I'm not sure what you mean by that. Incompleteness doesn't crop up in the outcome of computations -- Goedel incompleteness, in this context, simply states that a certain class of functions are not computable.

(specifically, the class of truth functions for Peano arithmetic)

Incompleteness has nothing to do with uncertainty. At least, there is no apparent relationship, except for the fact that in an entirely different context, those English words describe similar phenomena.

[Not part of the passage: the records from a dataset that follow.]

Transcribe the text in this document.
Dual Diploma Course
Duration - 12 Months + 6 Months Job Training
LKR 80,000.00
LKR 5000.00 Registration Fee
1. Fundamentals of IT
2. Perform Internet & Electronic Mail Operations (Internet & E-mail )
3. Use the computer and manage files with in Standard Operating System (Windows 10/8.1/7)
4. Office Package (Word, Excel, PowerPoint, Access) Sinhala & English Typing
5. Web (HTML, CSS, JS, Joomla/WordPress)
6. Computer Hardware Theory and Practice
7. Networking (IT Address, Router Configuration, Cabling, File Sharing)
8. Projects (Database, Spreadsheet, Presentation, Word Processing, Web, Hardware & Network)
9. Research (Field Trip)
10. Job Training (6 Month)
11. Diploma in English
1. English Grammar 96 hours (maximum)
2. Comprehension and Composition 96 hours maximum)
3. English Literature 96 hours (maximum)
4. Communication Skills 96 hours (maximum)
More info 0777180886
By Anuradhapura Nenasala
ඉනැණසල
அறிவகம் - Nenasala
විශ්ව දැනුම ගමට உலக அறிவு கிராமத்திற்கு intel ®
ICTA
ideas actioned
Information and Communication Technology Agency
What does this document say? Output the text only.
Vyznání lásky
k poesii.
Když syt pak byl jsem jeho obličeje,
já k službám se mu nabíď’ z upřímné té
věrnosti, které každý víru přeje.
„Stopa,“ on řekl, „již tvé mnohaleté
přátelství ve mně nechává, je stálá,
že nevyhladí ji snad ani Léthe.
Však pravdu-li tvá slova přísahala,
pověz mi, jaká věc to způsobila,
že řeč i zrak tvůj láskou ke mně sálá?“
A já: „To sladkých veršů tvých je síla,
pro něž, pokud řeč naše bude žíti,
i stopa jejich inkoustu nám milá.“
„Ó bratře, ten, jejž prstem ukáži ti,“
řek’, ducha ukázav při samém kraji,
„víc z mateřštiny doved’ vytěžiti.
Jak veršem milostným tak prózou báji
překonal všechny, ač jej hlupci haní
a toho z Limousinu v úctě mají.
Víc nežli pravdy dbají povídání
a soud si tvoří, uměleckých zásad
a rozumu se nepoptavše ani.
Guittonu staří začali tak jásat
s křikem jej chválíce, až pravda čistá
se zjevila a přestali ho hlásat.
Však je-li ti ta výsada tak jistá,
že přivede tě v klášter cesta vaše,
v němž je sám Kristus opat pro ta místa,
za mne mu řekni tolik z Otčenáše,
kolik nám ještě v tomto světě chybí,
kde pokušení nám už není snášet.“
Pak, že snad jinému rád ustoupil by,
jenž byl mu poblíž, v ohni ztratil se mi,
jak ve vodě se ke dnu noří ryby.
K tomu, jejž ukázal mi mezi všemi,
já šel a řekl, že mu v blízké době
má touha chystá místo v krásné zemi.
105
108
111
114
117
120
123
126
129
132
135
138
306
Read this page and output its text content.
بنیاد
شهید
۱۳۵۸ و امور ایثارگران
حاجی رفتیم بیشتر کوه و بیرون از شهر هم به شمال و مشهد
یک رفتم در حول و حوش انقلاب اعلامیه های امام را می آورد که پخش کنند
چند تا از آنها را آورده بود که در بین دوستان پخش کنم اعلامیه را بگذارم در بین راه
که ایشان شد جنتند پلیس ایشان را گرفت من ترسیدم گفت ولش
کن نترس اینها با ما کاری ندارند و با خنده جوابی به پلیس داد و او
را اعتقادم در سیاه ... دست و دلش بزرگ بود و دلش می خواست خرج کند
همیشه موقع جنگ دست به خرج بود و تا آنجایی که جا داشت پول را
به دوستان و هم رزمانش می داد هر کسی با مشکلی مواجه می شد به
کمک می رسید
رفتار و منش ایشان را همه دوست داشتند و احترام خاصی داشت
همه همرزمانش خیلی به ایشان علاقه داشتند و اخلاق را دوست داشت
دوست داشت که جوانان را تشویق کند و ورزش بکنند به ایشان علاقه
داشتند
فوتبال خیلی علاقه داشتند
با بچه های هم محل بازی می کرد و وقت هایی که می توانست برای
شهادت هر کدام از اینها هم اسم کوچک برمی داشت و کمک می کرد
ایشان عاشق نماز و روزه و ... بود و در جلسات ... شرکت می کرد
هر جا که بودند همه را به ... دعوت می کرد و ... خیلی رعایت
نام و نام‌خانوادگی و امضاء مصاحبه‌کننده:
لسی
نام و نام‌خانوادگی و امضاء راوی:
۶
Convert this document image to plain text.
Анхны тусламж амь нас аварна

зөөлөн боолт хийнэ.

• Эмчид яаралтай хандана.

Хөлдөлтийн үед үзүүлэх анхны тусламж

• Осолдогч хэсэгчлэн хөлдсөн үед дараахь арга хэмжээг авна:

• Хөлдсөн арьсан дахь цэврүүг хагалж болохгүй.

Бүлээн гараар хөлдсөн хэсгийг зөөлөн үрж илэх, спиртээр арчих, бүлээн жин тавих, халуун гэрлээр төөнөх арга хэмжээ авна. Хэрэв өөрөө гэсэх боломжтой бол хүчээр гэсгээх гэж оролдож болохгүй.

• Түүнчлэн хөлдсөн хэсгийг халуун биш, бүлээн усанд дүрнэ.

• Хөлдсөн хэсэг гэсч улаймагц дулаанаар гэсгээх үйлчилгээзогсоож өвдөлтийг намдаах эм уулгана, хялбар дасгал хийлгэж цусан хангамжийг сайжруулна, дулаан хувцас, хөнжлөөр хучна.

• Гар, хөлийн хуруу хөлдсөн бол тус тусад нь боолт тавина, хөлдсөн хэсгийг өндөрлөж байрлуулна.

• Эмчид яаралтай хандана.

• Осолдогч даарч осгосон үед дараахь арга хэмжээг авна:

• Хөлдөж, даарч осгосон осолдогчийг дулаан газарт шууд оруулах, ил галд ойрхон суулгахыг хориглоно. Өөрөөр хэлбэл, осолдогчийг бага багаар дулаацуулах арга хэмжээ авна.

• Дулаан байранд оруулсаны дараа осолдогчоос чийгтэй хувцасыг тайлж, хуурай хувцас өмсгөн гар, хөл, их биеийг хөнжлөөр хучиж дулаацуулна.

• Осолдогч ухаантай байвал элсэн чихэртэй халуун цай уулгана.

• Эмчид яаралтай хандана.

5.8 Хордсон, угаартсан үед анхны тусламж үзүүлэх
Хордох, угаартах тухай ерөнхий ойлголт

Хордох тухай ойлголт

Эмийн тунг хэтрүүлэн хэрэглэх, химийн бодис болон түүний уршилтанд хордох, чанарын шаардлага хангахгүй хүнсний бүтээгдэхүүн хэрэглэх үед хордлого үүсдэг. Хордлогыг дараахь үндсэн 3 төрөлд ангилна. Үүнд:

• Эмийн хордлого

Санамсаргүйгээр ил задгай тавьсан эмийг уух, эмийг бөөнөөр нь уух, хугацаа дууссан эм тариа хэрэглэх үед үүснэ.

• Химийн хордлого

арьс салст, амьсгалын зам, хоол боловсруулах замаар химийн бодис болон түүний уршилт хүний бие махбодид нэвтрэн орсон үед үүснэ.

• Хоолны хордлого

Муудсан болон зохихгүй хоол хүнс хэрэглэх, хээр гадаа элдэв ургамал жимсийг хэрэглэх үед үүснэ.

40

what I mean is that Incompletenes seems to apply to the decidability of future states- there is no theory even in principle that can decide the outcome of a series of quantum observables- Unitary QM says that all the future states exist- but there is no way even in principle to figure out which future will be observed- only a probability distribution of the possibilities- and uncertainty increases with the entropy as unknown information in a system propogates in all futures- this just is an example of how even though we can have a theory which precisely computes the possible outcomes- it cannot with certainty tell you which outcome will be observed- to me this is the same thing that Gödel Incompletenes describes in a more genreal fashion- some information about a system is always unknowable- even in a simple discrete system where the rules and current states are completely known

 

[Hurkyl]

to me this is the same thing that Gödel Incompletenes describes in a more genreal fashion- some information about a system is always unknowable- even in a simple discrete system where the rules and current states are completely known

Godel's incompleteness theorem only applies to a specific class of formal systems. And not all formal systems are logically incomplete -- there are useful theories that are logically complete, such as elementary Euclidean geometry, and elementary real arithmetic.

Furthermore, you can even have a logically complete theory of integer arithmetic, in spite of Godel's theorem; in fact, any consistent theory can be extended to a logically complete theory. (Even Unitary QM!) It's just that such a theory might not be computable.



You talk about uncertainty and entropy -- those have absolutely nothing to do with either logical meaning of the word "complete".